Spanish showman active in Turkey

It was probably some time in 1899 that this Spanish showman opened a circus in Constantinople, and imported a projector to show films. However, at this time there was a ban on electricity in most of the city, the Sultan Abdul Hamid II (who reigned 1876-1909) believing it could somehow be used for terrorism. The Spanish ambassador interceded with the Sultan on Don Ramirez's behalf, enlarging on the wonders of cinema pictures so effectively that an exhibition was commanded in the palace. The Electrical Review described the show: 'Moving scenes from the leading capitals of Europe were thrown on the screen for the delectation of the Sultan, who no doubt enjoyed them all the more, since he is not, like his friend the German Kaiser, a great traveller.' As a result of this, the Spaniard was permitted to install electricity in his circus. In fact the Sultan was not such a conservative in using modern technology: still photographs were extensively employed as a means of gaining information on events and progress in his empire and for gathering intelligence information. And only a few months after his meeting with Ramirez it seems that the Sultan became convinced of the utility of film: he commissioned 'a cinematograph specialist' - perhaps it was the Spaniard himself - to prepare, 'regardless of cost' a series of films showing the working of the newly built Anatolian Railway.
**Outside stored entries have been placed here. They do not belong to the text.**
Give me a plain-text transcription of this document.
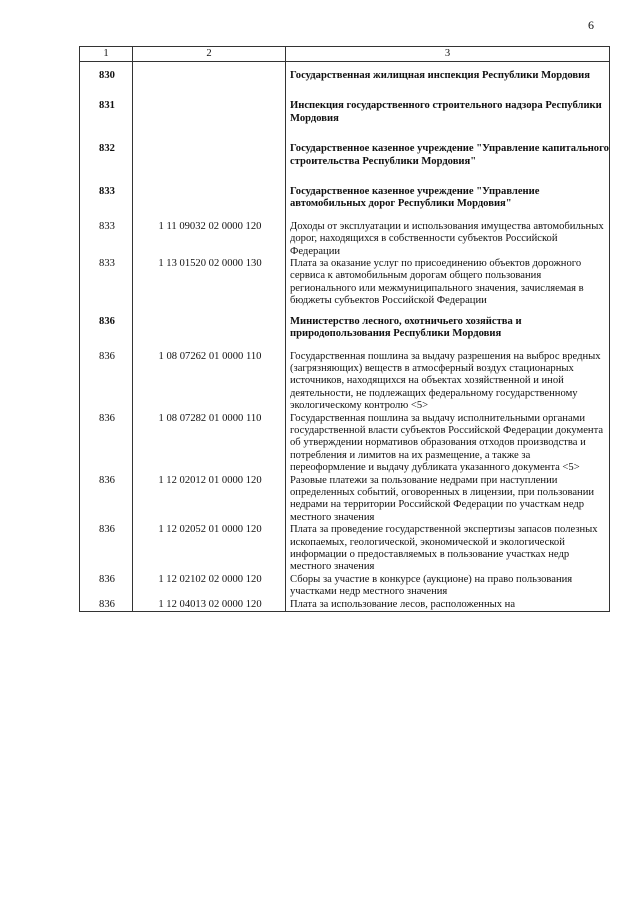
6
1	2	3
830		Государственная жилищная инспекция Республики Мордовия
831		Инспекция государственного строительного надзора Республики Мордовия
832		Государственное казенное учреждение "Управление капитального строительства Республики Мордовия"
833		Государственное казенное учреждение "Управление автомобильных дорог Республики Мордовия"
833	1 11 09032 02 0000 120	Доходы от эксплуатации и использования имущества автомобильных дорог, находящихся в собственности субъектов Российской Федерации
833	1 13 01520 02 0000 130	Плата за оказание услуг по присоединению объектов дорожного сервиса к автомобильным дорогам общего пользования регионального или межмуниципального значения, зачисляемая в бюджеты субъектов Российской Федерации
836		Министерство лесного, охотничьего хозяйства и природопользования Республики Мордовия
836	1 08 07262 01 0000 110	Государственная пошлина за выдачу разрешения на выброс вредных (загрязняющих) веществ в атмосферный воздух стационарных источников, находящихся на объектах хозяйственной и иной деятельности, не подлежащих федеральному государственному экологическому контролю <5>
836	1 08 07282 01 0000 110	Государственная пошлина за выдачу исполнительными органами государственной власти субъектов Российской Федерации документа об утверждении нормативов образования отходов производства и потребления и лимитов на их размещение, а также за переоформление и выдачу дубликата указанного документа <5>
836	1 12 02012 01 0000 120	Разовые платежи за пользование недрами при наступлении определенных событий, оговоренных в лицензии, при пользовании недрами на территории Российской Федерации по участкам недр местного значения
836	1 12 02052 01 0000 120	Плата за проведение государственной экспертизы запасов полезных ископаемых, геологической, экономической и экологической информации о предоставляемых в пользование участках недр местного значения
836	1 12 02102 02 0000 120	Сборы за участие в конкурсе (аукционе) на право пользования участками недр местного значения
836	1 12 04013 02 0000 120	Плата за использование лесов, расположенных на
It is unclear whether these films were actually made, but Abdul Hamid's interest in the cinema continued, and by 1906 was employing an English 'bioscope attaché' to screen travel films for himself and his harem in the palace. Ramirez was not the first man to bring films to Constantinople: the Lumières received a letter enquiring about their camera from an Constantinople photographer, Thodori Vafiadis, and a Lumière operator, Louis Janin and three young colleagues from Lyon arrived in the city in May 1896. They started negotiations with the Sultan's officials to show their 'scientific marvel', but they too ran up against the electricity ban, and it was only after five months delay that they were finally permitted to use an electric lamp for projection: but by that time Janin had left Turkey in frustration. Some time later, a certain Sigmund Weinberg, a Polish Jew whose brother was a photographer in Constantinople, arranged the public showing of a film in the well-known beer hall, Sponeck, near Galatasaray. Owing to the electricity prohibition, the film was projected by gas lamp.